As Manager of Application Security, you will design, implement, and oversee the Application Security program at Four Seasons, ensuring all internal applications meet the highest security standards. Reporting to the Senior Director, Global Information Security, you’ll work closely with various internal teams, providing leadership and expertise to enhance our security posture and protect against emerging threats.
What You’ll Be Doing
Application Security Program
- Develop and lead the enterprise Application Security strategy and roadmap.
- Collaborate with IT, development, and business units to ensure cohesive security practices.
- Create and implement security policies, procedures, and risk management solutions.
- Ensure compliance with industry standards such as OWASP, PCI-DSS, ISO 27001, and NIST.
- Monitor and report security metrics to senior leadership, highlighting improvements and efficiencies.
Secure Software Development Lifecycle (SDLC)
- Integrate security practices throughout the SDLC, including code reviews and secure design discussions.
- Define secure coding standards and provide guidance to development teams.
Vulnerability Management
- Manage security assessments, vulnerability testing, penetration testing, and code analysis.
- Identify and remediate application vulnerabilities proactively.
Tools and Technologies
- Evaluate and implement security tools such as WAFs, static/dynamic analysis tools, and testing frameworks.
- Ensure best practices for cloud security and DevSecOps processes, including AWS, Azure, and Salesforce integration.
Training and Awareness
- Develop and deliver training programs to promote security awareness within the organization.
- Educate developers on secure coding practices and common vulnerabilities.
Incident Response and Remediation
- Collaborate with the incident response team to manage and resolve security incidents.
- Lead post-incident reviews and implement preventive measures for future events.
Who You Are
- 5+ years of experience building and managing enterprise Application Security programs.
- Strong understanding of security threats, risks, and vulnerabilities.
- Knowledge of OWASP, PCI-DSS, ISO 27001, NIST, and other security frameworks.
- Experience with cloud platforms (e.g., AWS, Azure, Salesforce) and DevSecOps practices.
- Proficiency in programming languages relevant to web applications.

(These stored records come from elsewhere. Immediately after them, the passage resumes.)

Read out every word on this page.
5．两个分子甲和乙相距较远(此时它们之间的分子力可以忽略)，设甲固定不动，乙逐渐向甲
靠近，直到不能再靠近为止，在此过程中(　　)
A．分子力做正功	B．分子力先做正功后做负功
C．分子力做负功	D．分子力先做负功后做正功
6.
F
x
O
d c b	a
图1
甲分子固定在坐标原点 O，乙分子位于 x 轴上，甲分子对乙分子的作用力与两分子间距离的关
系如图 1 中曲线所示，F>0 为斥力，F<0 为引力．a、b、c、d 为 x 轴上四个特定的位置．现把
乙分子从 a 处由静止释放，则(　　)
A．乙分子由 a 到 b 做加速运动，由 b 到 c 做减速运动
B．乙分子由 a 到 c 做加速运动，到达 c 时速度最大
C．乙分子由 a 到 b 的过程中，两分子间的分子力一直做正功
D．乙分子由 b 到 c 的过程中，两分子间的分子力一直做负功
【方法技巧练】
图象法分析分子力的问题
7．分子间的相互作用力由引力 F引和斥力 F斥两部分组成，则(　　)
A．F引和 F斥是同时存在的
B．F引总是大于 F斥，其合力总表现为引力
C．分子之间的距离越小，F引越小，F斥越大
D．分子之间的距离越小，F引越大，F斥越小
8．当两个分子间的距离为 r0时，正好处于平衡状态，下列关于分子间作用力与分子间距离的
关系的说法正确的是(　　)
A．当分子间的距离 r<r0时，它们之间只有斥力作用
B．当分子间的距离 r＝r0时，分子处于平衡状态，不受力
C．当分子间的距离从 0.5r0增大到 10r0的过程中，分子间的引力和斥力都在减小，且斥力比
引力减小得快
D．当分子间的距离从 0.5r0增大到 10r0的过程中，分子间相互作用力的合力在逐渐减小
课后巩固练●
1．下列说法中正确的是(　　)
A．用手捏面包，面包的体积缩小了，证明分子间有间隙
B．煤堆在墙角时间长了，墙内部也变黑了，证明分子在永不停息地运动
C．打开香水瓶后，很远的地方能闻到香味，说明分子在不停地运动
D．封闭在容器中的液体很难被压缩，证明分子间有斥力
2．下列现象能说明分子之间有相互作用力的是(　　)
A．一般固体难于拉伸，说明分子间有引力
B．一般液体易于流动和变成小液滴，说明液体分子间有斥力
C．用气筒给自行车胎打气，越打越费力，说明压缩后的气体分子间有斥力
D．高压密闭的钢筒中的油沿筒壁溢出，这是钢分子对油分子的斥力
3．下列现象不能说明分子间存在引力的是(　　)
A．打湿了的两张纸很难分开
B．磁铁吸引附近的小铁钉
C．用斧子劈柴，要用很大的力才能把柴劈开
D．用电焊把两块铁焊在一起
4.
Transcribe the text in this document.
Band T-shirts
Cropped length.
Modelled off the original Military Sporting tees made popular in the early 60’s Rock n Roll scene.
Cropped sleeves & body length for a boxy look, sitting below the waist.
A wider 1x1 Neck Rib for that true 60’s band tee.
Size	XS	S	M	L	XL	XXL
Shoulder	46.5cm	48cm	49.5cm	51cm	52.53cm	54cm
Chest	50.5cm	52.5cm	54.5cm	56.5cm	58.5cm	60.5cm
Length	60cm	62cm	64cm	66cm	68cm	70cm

- Hands-on experience with security tools and processes, such as vulnerability scanning and penetration testing.
- Familiarity with containerization and modern development practices.
- Exceptional communication skills and ability to engage both technical and non-technical stakeholders.
- Professional certifications such as CISSP, CISM, or OSCP are highly desirable.
Skills & Qualifications
- Bachelor’s degree or equivalent experience in Information Security, Computer Science, or related fields.
- Strong project management skills and ability to handle multiple priorities.
- Expertise in incident response and remediation strategies.
- Knowledge of compliance frameworks such as GDPR and CCPA is a plus.
Work Model & Location
This role follows a hybrid work model, requiring 3 days onsite at the Four Seasons Corporate Office, located at 1165 Leslie Street, Toronto, Ontario.
Why Join Us?
- Work in a global organization known for its commitment to inclusion and diversity.
- Be part of a collaborative environment that values career development.
- Competitive salary and opportunities for professional growth through training and certifications.
How to Apply
If you’re ready to join a world-renowned organization and make a meaningful impact, submit your application online.
Four Seasons is committed to providing accommodations under the Ontario Human Rights Code and the Accessibility for Ontarians with Disabilities Act. Please notify us if you require any accommodations during the recruitment process.